The climate stakes are high. In 2022, Congress approved hundreds of billions of dollars for solar panels, wind turbines, electric vehicles and other nonpolluting technologies to tackle global warming as part of the Inflation Reduction Act. But if the United States can’t add new transmission capacity more quickly, roughly half the emission reductions expected from that law may not materialize, researchers at the Princeton-led REPEAT Project found.
The difficulty of building new lines has led many energy experts and industry officials to explore ways to squeeze more out of the existing grid. That includes “grid-enhancing technologies” such as sensors that allow utilities to send more power through existing lines without overloading them and advanced controls that allow operators to ease congestion on the grid. Studies have found these techniques can increase grid capacity by 10 to 30 percent at a low cost.
Countries like Belgium and the Netherlands have been widely deploying advanced conductors in order to integrate more wind and solar power, said Emilia Chojkiewicz, one of the authors of the Berkeley report.
“We talked with the transmission system planners over there and they all said this is a no-brainer,” Ms. Chojkiewicz said. “It’s often difficult to get new rights of way for lines, and reconductoring is much faster.”
If reconductoring is so effective, why don’t more utilities in the United States do it? That question was the focus of the second report released Tuesday, by GridLab and Energy Innovation, a nonprofit organization.
One problem is the fragmented nature of America’s electricity system, which is actually three grids run by 3,200 different utilities and a complex patchwork of regional planners and regulators. That means new technologies — which require careful study and worker retraining — sometimes spread more slowly than they do in countries with just a handful of grid operators.

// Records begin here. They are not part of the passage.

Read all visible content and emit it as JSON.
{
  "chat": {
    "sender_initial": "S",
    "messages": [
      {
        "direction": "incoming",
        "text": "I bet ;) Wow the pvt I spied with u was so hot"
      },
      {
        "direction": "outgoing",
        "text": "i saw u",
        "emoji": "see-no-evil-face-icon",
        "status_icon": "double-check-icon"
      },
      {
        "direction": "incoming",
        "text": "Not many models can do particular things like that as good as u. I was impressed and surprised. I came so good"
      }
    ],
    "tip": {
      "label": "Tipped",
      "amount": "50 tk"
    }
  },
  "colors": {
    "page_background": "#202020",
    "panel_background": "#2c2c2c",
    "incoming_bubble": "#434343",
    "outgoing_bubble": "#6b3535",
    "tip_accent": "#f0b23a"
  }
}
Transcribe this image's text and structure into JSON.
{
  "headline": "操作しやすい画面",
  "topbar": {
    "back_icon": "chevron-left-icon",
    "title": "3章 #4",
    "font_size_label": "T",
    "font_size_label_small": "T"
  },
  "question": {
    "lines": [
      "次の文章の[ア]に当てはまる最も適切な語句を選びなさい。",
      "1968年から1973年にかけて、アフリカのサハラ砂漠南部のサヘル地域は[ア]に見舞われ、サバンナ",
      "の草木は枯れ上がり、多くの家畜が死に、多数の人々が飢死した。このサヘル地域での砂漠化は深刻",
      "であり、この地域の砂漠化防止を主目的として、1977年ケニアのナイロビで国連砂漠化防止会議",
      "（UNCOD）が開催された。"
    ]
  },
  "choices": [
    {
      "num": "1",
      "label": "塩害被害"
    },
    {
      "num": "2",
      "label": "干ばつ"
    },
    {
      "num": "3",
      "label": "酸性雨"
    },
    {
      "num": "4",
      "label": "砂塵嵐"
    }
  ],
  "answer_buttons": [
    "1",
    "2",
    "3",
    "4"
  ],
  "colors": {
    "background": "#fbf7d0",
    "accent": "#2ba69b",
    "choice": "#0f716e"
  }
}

“Many utilities are risk averse,” said Dave Bryant, the chief technology officer for CTC Global, a leading manufacturer of advanced conductors that has projects in more than 60 countries.
There are also mismatched incentives, the report found. Because of the way in which utilities are compensated, they often have more financial incentive to build new lines rather than to upgrade existing equipment. Conversely, some regulators are wary of the higher upfront cost of advanced conductors — even if they pay for themselves over the long run. Many utilities also have little motivation to cooperate with one another on long-term transmission planning.

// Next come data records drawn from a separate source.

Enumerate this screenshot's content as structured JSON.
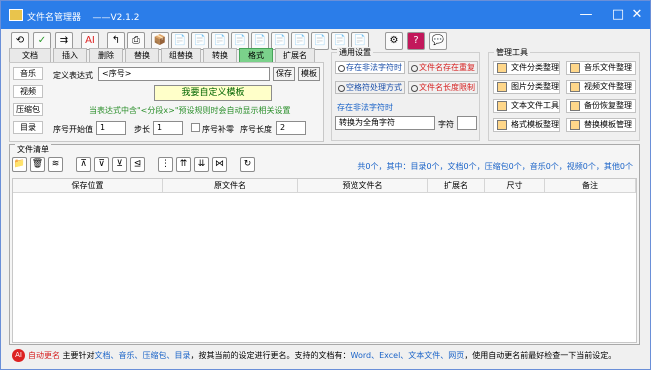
{
  "titlebar": {
    "title": "文件名管理器    ——V2.1.2",
    "min": "—",
    "max": "□",
    "close": "✕"
  },
  "toolbar": {
    "icons": [
      "⟲",
      "✓",
      "⇉",
      "AI",
      "↰",
      "⎙",
      "📦",
      "📄",
      "📄",
      "📄",
      "📄",
      "📄",
      "📄",
      "📄",
      "📄",
      "📄",
      "📄",
      "⚙",
      "?",
      "💬"
    ]
  },
  "tabs": [
    "文档",
    "插入",
    "删除",
    "替换",
    "组替换",
    "转换",
    "格式",
    "扩展名"
  ],
  "sidebar": [
    "音乐",
    "视频",
    "压缩包",
    "目录"
  ],
  "format": {
    "expr_label": "定义表达式",
    "expr_value": "<序号>",
    "save_button": "保存",
    "template_button": "模板",
    "big_button": "我要自定义模板",
    "hint": "当表达式中含\"<分段x>\"预设规则时会自动显示相关设置",
    "start_label": "序号开始值",
    "start_value": "1",
    "step_label": "步长",
    "step_value": "1",
    "pad_label": "序号补零",
    "len_label": "序号长度",
    "len_value": "2"
  },
  "general": {
    "title": "通用设置",
    "opt1": "存在非法字符时",
    "opt2": "文件名存在重复",
    "opt3": "空格符处理方式",
    "opt4": "文件名长度限制",
    "sub_title": "存在非法字符时",
    "select_value": "转换为全角字符",
    "char_label": "字符"
  },
  "tools": {
    "title": "管理工具",
    "items": [
      "文件分类整理",
      "音乐文件整理",
      "图片分类整理",
      "视频文件整理",
      "文本文件工具",
      "备份恢复整理",
      "格式模板整理",
      "替换模板管理"
    ]
  },
  "filelist": {
    "title": "文件清单",
    "stats": "共0个，其中：目录0个，文档0个，压缩包0个，音乐0个，视频0个，其他0个",
    "columns": [
      "保存位置",
      "原文件名",
      "预览文件名",
      "扩展名",
      "尺寸",
      "备注"
    ],
    "tool_icons": [
      "📁",
      "🗑",
      "≋",
      "⊼",
      "⊽",
      "⊻",
      "⊴",
      "⋮",
      "⇈",
      "⇊",
      "⋈",
      "↻"
    ]
  },
  "status": {
    "auto_label": "自动更名",
    "text1": "主要针对",
    "types": "文档、音乐、压缩包、目录",
    "text2": "，按其当前的设定进行更名。支持的文档有：",
    "formats": "Word、Excel、文本文件、网页",
    "text3": "，使用自动更名前最好检查一下当前设定。"
  },
  "colors": {
    "accent": "#2b7de9",
    "tab_active": "#7bd18b",
    "hint": "#2b8f2b",
    "stats": "#1a63c8"
  }
}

“The biggest barrier is that the industry and regulators are still caught in a short-term, reactive mind-set,” said Casey Baker, a senior program manager at GridLab. “But now we’re in an era where we need the grid to grow very quickly, and our existing processes haven’t caught up with that reality.”
That may be starting to change in some places. In Montana, Northwestern Energy recently replaced part of an aging line with advanced conductors to reduce wildfire risk — the new line sagged less in the heat, making it less likely to make contact with trees. Pleased with the results, Montana legislators passed a bill that would give utilities financial incentives to install advanced conductors. A bill in Virginia would require utilities to consider the technology.
With electricity demand beginning to surge for the first time in two decades because of new data centers, factories and electric vehicles, creating bottlenecks on the grid, many utilities are getting over their wariness about new technologies.
“We’re seeing a lot more interest in grid-enhancing technologies, whether it’s reconductoring or other options,” said Pedro Pizarro, the president and chief of executive of Edison International, a California power company, and the chairman of the Edison Electric Institute, a utility trade organization. “There’s a sense of urgency.”